Japan intensifies health inspections for S. Korean flounder imports

Posted on : 2019-05-31 14:56 KST Modified on : 2019-05-31 14:56 KST
Measure seen as retaliation for defeat in WTO case regarding Fukushima imports
South Korean flounder (Hankyoreh archives)
South Korean flounder (Hankyoreh archives)

The Japanese government announced intensified hygiene inspections for South Korean flounder. While Tokyo claimed the decision was unrelated to its recent defeat in its case against South Korea before the World Trade Organization (WTO), analysts are interpreting the move as amounting to retaliation.

On May 30, the Japanese Ministry of Health, Labour and Welfare (MHLW) announced that it would be substantially intensifying inspections of South Korean seafood as of June 1 in order to “establish hygiene measures for South Korean flounder.” The ministry explained that it would be doubling the inspection rate for South Korean flounder from 20% to 40% as of next month, citing the detection of the parasite Kudoa – which causes vomiting and diarrhea – in flounder imported from South Korea. Japan imported 2,069 tons of South Korean flounder in 2017.

On its reason for targeting South Korean flounder for intensified inspections, MHLW explained, “Due to the occurrence of food poisoning caused by the parasite Kudoa, we are intensifying inspections in June, when South Korean flounder imports increase.” It also produced data showing five instances of food poisoning in 2015 and seven in 2018 that occurred in Japan as a result of South Korean flounder.
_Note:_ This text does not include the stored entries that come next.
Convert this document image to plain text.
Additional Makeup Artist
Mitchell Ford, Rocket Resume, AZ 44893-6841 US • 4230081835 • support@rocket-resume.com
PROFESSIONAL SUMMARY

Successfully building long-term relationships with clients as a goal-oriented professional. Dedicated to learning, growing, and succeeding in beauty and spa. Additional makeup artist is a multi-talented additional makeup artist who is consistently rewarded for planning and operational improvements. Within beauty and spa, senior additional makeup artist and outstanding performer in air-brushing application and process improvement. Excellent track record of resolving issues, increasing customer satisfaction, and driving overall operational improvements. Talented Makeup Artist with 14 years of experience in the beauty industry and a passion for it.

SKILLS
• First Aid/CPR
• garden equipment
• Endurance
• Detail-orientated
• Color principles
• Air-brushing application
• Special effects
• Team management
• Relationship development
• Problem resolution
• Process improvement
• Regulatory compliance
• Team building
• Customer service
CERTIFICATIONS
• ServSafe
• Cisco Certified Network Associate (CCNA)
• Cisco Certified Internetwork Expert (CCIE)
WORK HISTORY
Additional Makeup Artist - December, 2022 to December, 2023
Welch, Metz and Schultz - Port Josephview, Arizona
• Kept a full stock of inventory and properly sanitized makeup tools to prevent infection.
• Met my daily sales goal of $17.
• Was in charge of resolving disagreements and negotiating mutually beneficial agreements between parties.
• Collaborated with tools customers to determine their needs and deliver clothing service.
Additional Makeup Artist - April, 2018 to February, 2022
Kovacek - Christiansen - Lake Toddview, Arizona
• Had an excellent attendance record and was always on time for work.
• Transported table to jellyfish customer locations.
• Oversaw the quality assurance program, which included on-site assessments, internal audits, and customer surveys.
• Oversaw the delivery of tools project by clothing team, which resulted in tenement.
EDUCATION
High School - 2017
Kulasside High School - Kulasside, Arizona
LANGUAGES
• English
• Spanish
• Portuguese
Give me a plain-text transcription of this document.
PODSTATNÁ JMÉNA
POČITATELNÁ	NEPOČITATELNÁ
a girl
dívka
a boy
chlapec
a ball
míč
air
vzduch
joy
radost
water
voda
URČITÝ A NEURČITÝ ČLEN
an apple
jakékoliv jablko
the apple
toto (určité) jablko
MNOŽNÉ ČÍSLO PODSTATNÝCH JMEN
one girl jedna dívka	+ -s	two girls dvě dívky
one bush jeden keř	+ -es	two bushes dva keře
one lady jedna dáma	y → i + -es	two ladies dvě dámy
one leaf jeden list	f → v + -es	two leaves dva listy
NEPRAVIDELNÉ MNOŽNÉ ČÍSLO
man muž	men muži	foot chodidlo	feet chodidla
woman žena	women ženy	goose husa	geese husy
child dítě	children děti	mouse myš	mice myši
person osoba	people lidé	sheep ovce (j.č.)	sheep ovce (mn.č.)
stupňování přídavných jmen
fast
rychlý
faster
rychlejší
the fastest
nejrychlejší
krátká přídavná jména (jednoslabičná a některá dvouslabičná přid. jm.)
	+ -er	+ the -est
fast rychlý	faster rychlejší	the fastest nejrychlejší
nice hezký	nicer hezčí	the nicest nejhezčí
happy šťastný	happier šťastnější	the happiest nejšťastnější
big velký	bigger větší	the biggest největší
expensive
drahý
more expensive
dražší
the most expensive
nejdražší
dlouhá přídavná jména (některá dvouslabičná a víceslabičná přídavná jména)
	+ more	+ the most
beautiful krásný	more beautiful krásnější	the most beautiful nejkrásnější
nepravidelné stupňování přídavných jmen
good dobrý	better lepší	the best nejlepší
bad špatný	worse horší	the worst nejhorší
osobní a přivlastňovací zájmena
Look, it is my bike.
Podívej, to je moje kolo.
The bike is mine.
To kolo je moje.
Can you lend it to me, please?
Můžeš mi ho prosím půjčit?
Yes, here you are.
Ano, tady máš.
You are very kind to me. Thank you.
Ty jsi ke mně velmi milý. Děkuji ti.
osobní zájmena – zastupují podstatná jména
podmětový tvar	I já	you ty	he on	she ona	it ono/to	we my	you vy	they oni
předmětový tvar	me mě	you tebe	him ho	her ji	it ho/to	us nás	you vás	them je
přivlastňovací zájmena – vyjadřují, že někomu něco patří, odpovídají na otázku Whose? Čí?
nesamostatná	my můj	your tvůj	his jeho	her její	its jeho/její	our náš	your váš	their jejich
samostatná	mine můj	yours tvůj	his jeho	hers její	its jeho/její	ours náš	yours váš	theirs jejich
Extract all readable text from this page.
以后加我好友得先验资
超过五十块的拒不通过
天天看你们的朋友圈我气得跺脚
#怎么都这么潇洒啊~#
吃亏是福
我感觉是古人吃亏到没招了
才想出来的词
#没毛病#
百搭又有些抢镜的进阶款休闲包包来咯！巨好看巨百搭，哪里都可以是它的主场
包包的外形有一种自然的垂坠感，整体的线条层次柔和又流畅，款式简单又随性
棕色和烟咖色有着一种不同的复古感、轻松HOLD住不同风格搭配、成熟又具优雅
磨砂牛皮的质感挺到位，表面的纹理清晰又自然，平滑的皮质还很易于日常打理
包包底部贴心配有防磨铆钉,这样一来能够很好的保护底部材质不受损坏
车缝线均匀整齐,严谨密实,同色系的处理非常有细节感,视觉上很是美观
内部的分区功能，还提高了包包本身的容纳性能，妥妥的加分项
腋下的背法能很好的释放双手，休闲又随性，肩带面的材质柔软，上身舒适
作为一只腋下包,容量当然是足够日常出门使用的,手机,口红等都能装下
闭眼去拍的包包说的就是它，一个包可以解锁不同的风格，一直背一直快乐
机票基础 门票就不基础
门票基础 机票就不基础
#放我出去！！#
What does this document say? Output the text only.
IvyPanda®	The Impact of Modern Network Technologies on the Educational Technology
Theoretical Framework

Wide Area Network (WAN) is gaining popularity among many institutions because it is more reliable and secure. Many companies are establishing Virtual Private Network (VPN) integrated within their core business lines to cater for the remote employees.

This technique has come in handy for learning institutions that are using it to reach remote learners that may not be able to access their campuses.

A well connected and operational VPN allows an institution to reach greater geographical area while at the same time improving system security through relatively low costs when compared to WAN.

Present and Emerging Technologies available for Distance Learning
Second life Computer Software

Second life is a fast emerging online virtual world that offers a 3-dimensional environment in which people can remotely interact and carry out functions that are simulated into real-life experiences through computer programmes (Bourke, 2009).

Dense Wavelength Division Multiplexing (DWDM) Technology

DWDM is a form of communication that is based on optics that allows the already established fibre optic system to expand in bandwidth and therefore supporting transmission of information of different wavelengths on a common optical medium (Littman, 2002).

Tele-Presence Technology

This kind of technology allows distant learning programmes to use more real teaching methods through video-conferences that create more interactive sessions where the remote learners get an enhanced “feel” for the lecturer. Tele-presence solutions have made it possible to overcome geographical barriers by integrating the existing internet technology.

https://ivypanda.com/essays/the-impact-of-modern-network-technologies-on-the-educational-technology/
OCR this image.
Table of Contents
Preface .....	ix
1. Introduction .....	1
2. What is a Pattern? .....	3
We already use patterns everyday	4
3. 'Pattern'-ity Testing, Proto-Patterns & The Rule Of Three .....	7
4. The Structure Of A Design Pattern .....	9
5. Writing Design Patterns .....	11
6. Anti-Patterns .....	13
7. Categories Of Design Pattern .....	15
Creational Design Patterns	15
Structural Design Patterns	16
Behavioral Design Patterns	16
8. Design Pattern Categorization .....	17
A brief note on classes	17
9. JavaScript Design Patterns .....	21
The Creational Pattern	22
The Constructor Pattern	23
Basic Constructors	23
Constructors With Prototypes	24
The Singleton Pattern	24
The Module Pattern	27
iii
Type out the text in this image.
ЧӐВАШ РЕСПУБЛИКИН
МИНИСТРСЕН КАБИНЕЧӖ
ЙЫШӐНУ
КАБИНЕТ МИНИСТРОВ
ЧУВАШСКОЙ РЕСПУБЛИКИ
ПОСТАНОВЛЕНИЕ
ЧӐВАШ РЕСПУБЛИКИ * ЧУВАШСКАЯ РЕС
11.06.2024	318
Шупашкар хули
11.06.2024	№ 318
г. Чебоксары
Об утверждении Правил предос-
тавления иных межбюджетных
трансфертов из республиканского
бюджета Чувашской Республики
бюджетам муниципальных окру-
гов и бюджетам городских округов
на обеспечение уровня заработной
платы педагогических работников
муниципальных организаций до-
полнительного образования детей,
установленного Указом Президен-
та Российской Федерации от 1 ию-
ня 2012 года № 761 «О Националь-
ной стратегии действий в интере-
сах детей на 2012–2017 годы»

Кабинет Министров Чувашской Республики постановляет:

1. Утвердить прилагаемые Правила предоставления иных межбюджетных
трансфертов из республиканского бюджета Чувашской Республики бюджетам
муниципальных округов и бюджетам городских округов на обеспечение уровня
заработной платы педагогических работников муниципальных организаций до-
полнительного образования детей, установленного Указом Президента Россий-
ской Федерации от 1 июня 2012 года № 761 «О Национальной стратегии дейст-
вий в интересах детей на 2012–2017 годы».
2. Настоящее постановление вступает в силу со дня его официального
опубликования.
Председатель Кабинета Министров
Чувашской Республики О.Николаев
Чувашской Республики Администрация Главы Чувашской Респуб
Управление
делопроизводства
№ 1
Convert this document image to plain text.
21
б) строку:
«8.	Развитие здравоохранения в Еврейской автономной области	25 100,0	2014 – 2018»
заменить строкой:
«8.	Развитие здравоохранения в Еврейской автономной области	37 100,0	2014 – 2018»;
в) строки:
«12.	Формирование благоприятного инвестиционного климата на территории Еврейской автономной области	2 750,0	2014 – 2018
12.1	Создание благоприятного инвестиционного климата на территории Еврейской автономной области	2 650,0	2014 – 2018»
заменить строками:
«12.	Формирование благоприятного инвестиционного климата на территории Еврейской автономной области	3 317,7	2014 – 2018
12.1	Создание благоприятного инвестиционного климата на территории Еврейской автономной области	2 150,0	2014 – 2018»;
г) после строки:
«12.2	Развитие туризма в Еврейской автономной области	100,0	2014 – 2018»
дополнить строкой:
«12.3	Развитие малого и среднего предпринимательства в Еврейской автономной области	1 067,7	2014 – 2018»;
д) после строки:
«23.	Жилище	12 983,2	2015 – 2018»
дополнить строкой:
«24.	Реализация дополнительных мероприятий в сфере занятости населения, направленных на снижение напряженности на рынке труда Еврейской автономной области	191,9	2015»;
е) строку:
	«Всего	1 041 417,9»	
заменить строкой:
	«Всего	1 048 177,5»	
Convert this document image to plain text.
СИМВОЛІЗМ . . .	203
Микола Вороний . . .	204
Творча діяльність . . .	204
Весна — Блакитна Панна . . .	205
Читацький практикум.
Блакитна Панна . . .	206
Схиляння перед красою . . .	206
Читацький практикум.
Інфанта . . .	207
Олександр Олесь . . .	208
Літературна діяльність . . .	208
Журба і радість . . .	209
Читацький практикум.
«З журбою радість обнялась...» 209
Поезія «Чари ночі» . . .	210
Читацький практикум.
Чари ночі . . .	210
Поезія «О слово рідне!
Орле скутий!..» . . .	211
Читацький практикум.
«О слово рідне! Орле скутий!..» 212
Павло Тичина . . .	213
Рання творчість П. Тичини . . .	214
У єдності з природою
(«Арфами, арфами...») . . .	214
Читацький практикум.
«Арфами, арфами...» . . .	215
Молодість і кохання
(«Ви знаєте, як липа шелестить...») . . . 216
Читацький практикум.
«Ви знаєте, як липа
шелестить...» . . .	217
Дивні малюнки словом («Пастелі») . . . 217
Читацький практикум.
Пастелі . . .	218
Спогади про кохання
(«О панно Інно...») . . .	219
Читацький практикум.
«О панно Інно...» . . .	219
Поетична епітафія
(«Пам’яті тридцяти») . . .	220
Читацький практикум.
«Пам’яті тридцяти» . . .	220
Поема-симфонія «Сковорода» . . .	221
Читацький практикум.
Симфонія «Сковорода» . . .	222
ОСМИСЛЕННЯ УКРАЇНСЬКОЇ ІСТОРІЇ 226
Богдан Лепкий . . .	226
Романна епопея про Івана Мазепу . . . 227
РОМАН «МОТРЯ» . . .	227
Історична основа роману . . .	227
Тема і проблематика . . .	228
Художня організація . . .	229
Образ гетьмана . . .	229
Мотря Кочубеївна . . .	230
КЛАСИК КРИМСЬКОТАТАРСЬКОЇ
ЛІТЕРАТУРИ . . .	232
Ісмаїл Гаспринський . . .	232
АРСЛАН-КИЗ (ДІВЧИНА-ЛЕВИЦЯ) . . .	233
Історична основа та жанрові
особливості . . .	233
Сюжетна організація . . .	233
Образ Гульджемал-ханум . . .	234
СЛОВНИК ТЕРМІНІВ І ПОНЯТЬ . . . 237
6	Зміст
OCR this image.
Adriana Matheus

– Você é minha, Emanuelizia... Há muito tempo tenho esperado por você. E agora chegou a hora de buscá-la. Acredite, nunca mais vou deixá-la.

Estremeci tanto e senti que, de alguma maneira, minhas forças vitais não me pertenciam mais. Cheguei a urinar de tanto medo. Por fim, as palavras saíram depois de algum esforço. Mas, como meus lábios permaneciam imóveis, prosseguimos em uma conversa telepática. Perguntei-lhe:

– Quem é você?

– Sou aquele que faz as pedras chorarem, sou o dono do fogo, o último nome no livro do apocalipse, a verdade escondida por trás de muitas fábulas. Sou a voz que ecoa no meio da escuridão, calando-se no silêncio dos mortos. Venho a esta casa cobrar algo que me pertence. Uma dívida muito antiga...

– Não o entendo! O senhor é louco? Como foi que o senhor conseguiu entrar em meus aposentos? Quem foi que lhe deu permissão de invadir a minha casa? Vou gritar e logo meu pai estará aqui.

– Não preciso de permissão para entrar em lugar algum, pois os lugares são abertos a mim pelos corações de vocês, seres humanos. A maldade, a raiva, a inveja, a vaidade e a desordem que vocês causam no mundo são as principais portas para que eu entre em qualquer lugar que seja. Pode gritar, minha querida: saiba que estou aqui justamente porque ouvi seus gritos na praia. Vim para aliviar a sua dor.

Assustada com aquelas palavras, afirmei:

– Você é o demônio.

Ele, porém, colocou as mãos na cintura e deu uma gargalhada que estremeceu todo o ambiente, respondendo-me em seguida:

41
The ministry also announced it would be doubling the Vibrio parahaemolyticus inspection rate for refrigerated blood clams, pen shells, common cockles, and sea urchins from 10% to 20% for all countries. V. parahaemolyticus is a bacterium responsible for food poisoning.

MHLW insisted that it had “not imposed countermeasures against South Korea because of the WTO appeal defeat.” Japanese Chief Cabinet Secretary Yoshihide Suga said, “My understanding is that this measure was undertaken in the interest of protecting the public’s health.”

But even in Japan, observers saw the decision as connected with the WTO defeat. The Sankei Shimbun newspaper noted that it was “highly unusual to intensify importation regulations for a particular country’s seafood,” concluding that the move was “effectively a countermeasure in response to South Korea’s restrictions on imports of seafood produced in eight prefectures, including Fukushima, in the wake of the 2011 Fukushima Nuclear Power Plant accident.”

In 2015, the Japanese government lodged a complaint with the WTO contending that the South Korean ban on seafood imports from Fukushima and seven other prefectures was “unfair.” While it was successful in the first hearing on the case, it was ultimately defeated in an appeal decision last month.